Yeni yayımlanan bir analiz, ekonomi biliminin yapısal elitizmini gözler önüne serdi. Nobel ödülleri tarihine bakan çalışma, 1950’den bu yana yalnızca sekiz seçkin ABD üniversitesinin, ekonomi alanındaki Nobel kazananlarının büyük kısmını ürettiğini ortaya koyuyor. Grafik, “Institutional concentration of Nobel laureates from 1950” başlığıyla bu eğilimi açık biçimde gösteriyor:

Ekonomide kurumsal yoğunlaşma, Herfindahl–Hirschman Endeksi (HHI) ile ölçüldüğünde, diğer tüm bilim alanlarından belirgin biçimde yüksek. 1980’lerden itibaren bu yoğunlaşma hızla artmış ve 2010’larda zirveye ulaşmış durumda. Aynı dönemde fizik, kimya ve tıp alanlarında HHI değerleri düşüş göstererek daha dengeli bir dağılım sergiliyor.
Grafiğin altındaki notta şu ifade yer alıyor:
“Bir alanın belirli yıldaki kurumsal yoğunluğu, o yıl itibarıyla Nobel kazananların akademik kurumlarının HHI değeriyle ölçülmüştür.”
Bu teknik açıklama, ekonomideki yoğunlaşmanın yalnızca geçmişe dönük bir birikim olmadığını, aynı zamanda güncel akademik ekosistemin yapısal merkezileşmesini temsil ettiğini gösteriyor.

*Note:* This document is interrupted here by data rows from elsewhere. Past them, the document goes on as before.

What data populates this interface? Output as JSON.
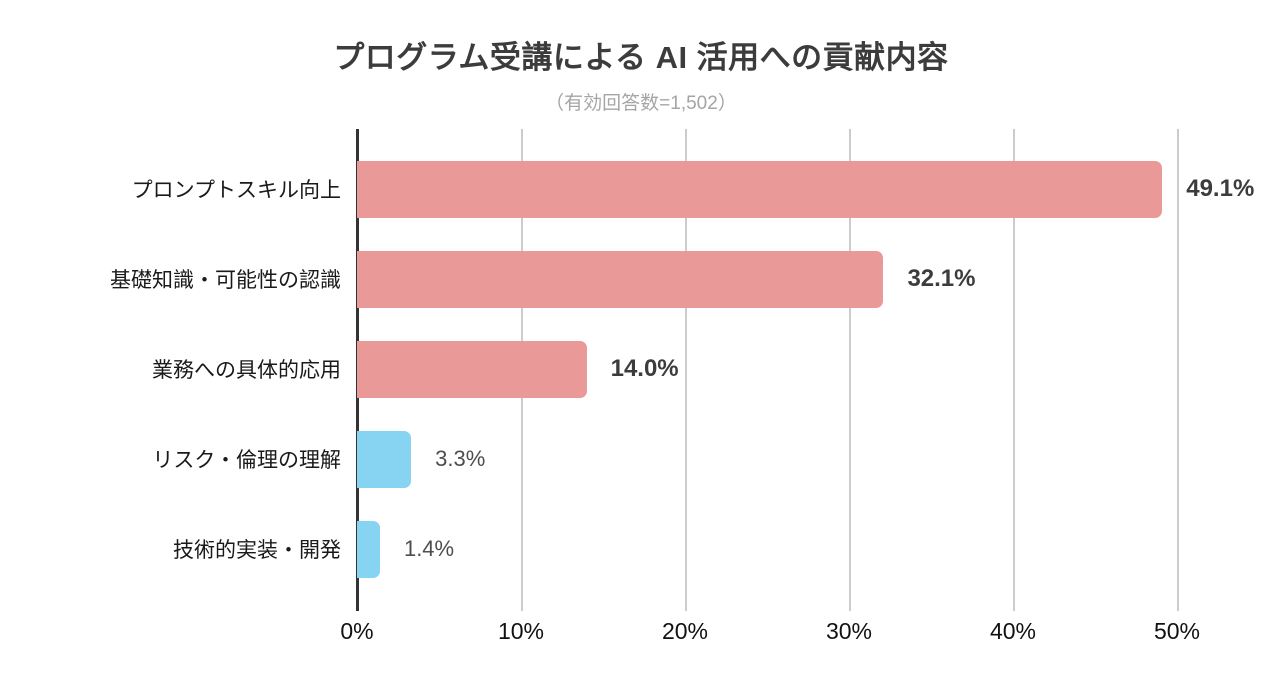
{
  "chart_data": {
    "type": "bar",
    "orientation": "horizontal",
    "title": "プログラム受講による AI 活用への貢献内容",
    "subtitle": "（有効回答数=1,502）",
    "categories": [
      "プロンプトスキル向上",
      "基礎知識・可能性の認識",
      "業務への具体的応用",
      "リスク・倫理の理解",
      "技術的実装・開発"
    ],
    "values": [
      49.1,
      32.1,
      14.0,
      3.3,
      1.4
    ],
    "value_labels": [
      "49.1%",
      "32.1%",
      "14.0%",
      "3.3%",
      "1.4%"
    ],
    "bar_colors": [
      "#ea9999",
      "#ea9999",
      "#ea9999",
      "#87d3f2",
      "#87d3f2"
    ],
    "emphasized": [
      true,
      true,
      true,
      false,
      false
    ],
    "x_ticks": [
      "0%",
      "10%",
      "20%",
      "30%",
      "40%",
      "50%"
    ],
    "x_tick_values": [
      0,
      10,
      20,
      30,
      40,
      50
    ],
    "xlim": [
      0,
      50
    ],
    "grid": true,
    "legend": "none",
    "colors": {
      "pink": "#ea9999",
      "blue": "#87d3f2",
      "gridline": "#cccccc",
      "axis_line": "#333333",
      "title_text": "#3c3c3c",
      "subtitle_text": "#a5a5a5"
    }
  }
}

Sonuç, entelektüel üretimin coğrafi ve kurumsal anlamda daraldığı bir tabloyu ortaya koyuyor. Harvard, MIT, Chicago, Stanford, Princeton, Columbia, Berkeley ve Yale — bu sekiz kurumun dışına çıkan neredeyse hiçbir ekonomi Nobel’i yok.
Bu durum, iki farklı yoruma açık:
Bir yandan bu üniversitelerin akademik standartlarının istikrarını gösteriyor; diğer yandan ise ekonomi biliminin çeşitliliğini yitirdiği, alternatif paradigma ve bölgesel okul yaklaşımlarının marjinalleştiği eleştirilerini güçlendiriyor.
Bugün ekonomi disiplini, Nobel ölçeğinde “bilimsel başarı”yı belirleyen değerlerin ne kadar dar bir çevrede üretildiği sorusuyla karşı karşıya. Tıpkı finans piyasalarındaki gibi, entelektüel sermayenin de birkaç merkezde yoğunlaştığı bir dönemden geçiyoruz.
Ve bu tablo, yalnızca kim ödül alıyor sorusunu değil, hangi düşüncelerin ödüllendirildiğini de yeniden tartışmaya açıyor.